The Santa Clara-based company's results, released after the market closed, followed a rally fueled by investor optimism about the results.
Sun's stock rose $1.30, or nearly 9 percent, to $16.12. And in after-hours trading, it gained another 23 cents, rising to $16.35.
Shareholders' enthusiasm hasn't been enough to lift the stock price back up to the $20 range where it stood after Sun executed a 1-for-4 reverse stock split in November. The essentially cosmetic move was intended to shed the stigma of slumping shares.
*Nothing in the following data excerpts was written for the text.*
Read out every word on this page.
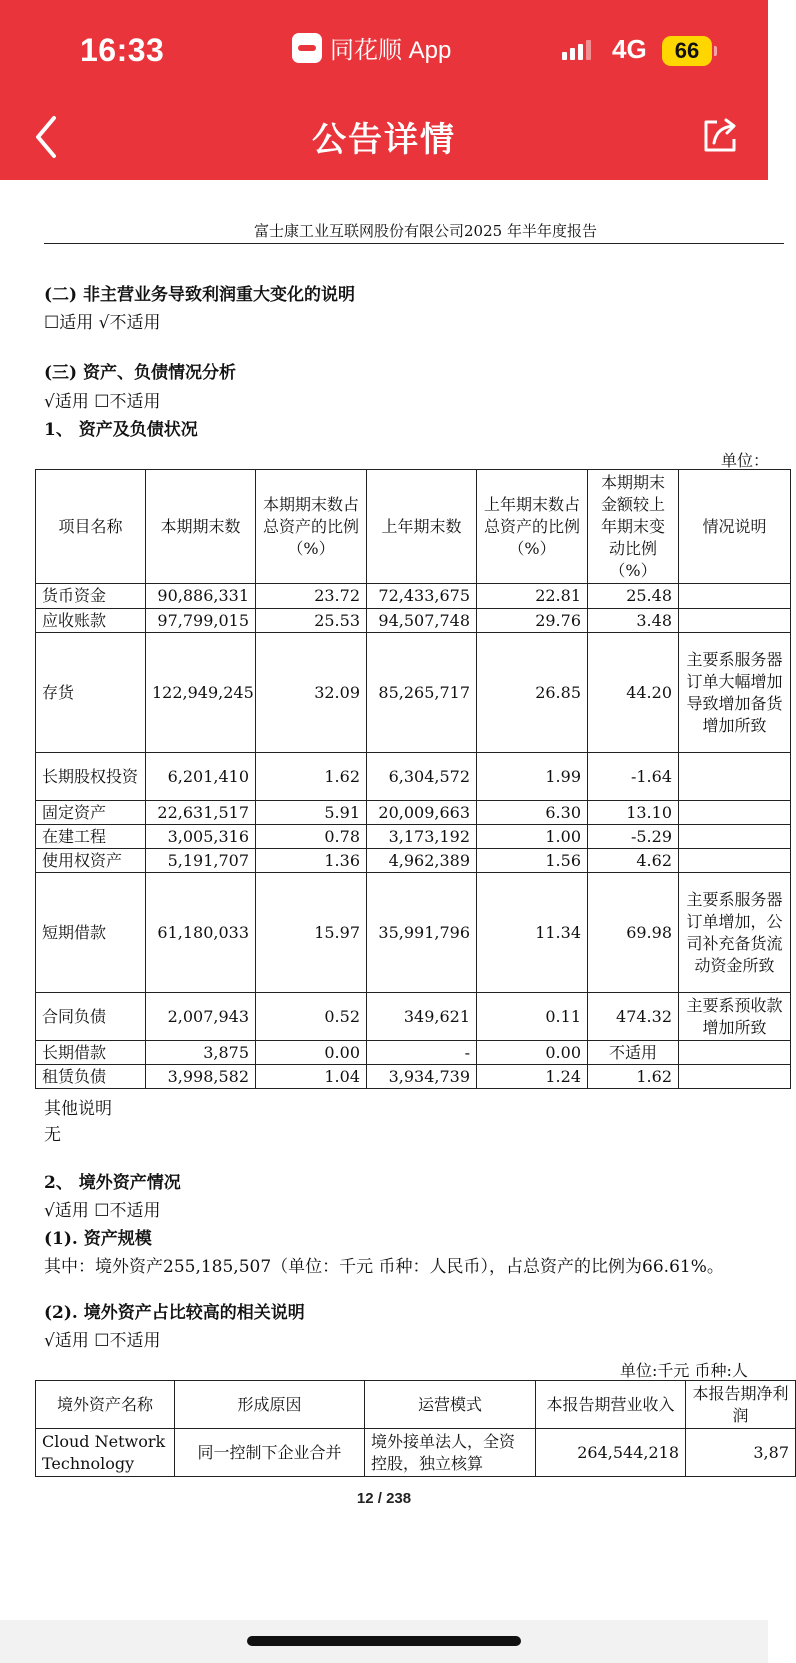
16:33	同花顺 App	4G	66
公告详情
富士康工业互联网股份有限公司2025 年半年度报告
(二) 非主营业务导致利润重大变化的说明
☐适用 √不适用
(三) 资产、负债情况分析
√适用 ☐不适用
1、 资产及负债状况
单位：
项目名称	本期期末数	本期期末数占总资产的比例（%）	上年期末数	上年期末数占总资产的比例（%）	本期期末金额较上年期末变动比例（%）	情况说明
货币资金	90,886,331	23.72	72,433,675	22.81	25.48	
应收账款	97,799,015	25.53	94,507,748	29.76	3.48	
存货	122,949,245	32.09	85,265,717	26.85	44.20	主要系服务器订单大幅增加导致增加备货增加所致
长期股权投资	6,201,410	1.62	6,304,572	1.99	-1.64	
固定资产	22,631,517	5.91	20,009,663	6.30	13.10	
在建工程	3,005,316	0.78	3,173,192	1.00	-5.29	
使用权资产	5,191,707	1.36	4,962,389	1.56	4.62	
短期借款	61,180,033	15.97	35,991,796	11.34	69.98	主要系服务器订单增加，公司补充备货流动资金所致
合同负债	2,007,943	0.52	349,621	0.11	474.32	主要系预收款增加所致
长期借款	3,875	0.00	-	0.00	不适用	
租赁负债	3,998,582	1.04	3,934,739	1.24	1.62	
其他说明
无
2、 境外资产情况
√适用 ☐不适用
(1). 资产规模
其中：境外资产255,185,507（单位：千元 币种：人民币），占总资产的比例为66.61%。
(2). 境外资产占比较高的相关说明
√适用 ☐不适用
单位:千元 币种:人
境外资产名称	形成原因	运营模式	本报告期营业收入	本报告期净利润
Cloud Network Technology	同一控制下企业合并	境外接单法人，全资控股，独立核算	264,544,218	3,87
12 / 238
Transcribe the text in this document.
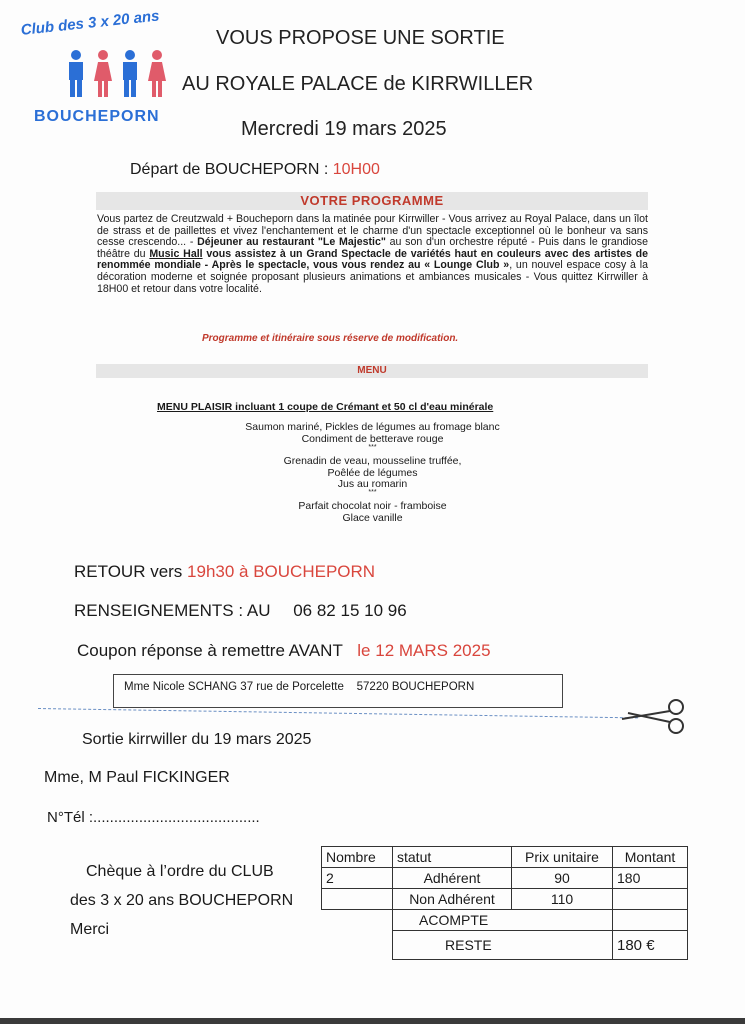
Club des 3 x 20 ans
BOUCHEPORN
VOUS PROPOSE UNE SORTIE
AU ROYALE PALACE de KIRRWILLER
Mercredi 19 mars 2025
Départ de BOUCHEPORN : 10H00
VOTRE PROGRAMME
Vous partez de Creutzwald + Boucheporn dans la matinée pour Kirrwiller - Vous arrivez au Royal Palace, dans un îlot de strass et de paillettes et vivez l'enchantement et le charme d'un spectacle exceptionnel où le bonheur va sans cesse crescendo... - Déjeuner au restaurant "Le Majestic" au son d'un orchestre réputé - Puis dans le grandiose théâtre du Music Hall vous assistez à un Grand Spectacle de variétés haut en couleurs avec des artistes de renommée mondiale - Après le spectacle, vous vous rendez au « Lounge Club », un nouvel espace cosy à la décoration moderne et soignée proposant plusieurs animations et ambiances musicales - Vous quittez Kirrwiller à 18H00 et retour dans votre localité.
Programme et itinéraire sous réserve de modification.
MENU
MENU PLAISIR incluant 1 coupe de Crémant et 50 cl d'eau minérale
Saumon mariné, Pickles de légumes au fromage blanc
Condiment de betterave rouge
***
Grenadin de veau, mousseline truffée,
Poêlée de légumes
Jus au romarin
***
Parfait chocolat noir - framboise
Glace vanille
RETOUR vers 19h30 à BOUCHEPORN
RENSEIGNEMENTS : AU 06 82 15 10 96
Coupon réponse à remettre AVANT le 12 MARS 2025
Mme Nicole SCHANG 37 rue de Porcelette    57220 BOUCHEPORN
Sortie kirrwiller du 19 mars 2025
Mme, M Paul FICKINGER
N°Tél :........................................
Chèque à l’ordre du CLUB
des 3 x 20 ans BOUCHEPORN
Merci
Nombre	statut	Prix unitaire	Montant
2	Adhérent	90	180
	Non Adhérent	110	
	ACOMPTE		
	RESTE		180 €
Sun's net income leaped 95 percent, rising to $260 million, or 31 cents per share, for the three months ended Dec. 30. That was a penny higher than the average estimate of analysts surveyed by Thomson Financial, and nearly twice as high as Sun's profit of $133 million, or 15 cents per share, during the same period a year earlier.
The profit came in at the high end of a range Sun had pre-announced during the quarter.
Sales during the latest quarter were $3.61 billion, slightly higher than the $3.59 billion Wall Street was expecting. They only inched up from the same period last year, when Sun registered $3.57 billion in sales.
Sun executives
The company is facing intensifying competition from rivals such as IBM Corp. and Hewlett-Packard Co. in the market for the servers that power corporate data centers and services to support them.
But Sun also broadened its strategy of partnering with one-time foes to increase the adoption of Sun products, a strategy that has worried some investors because of the potential to speed the adoption of rivals' products at Sun's expense.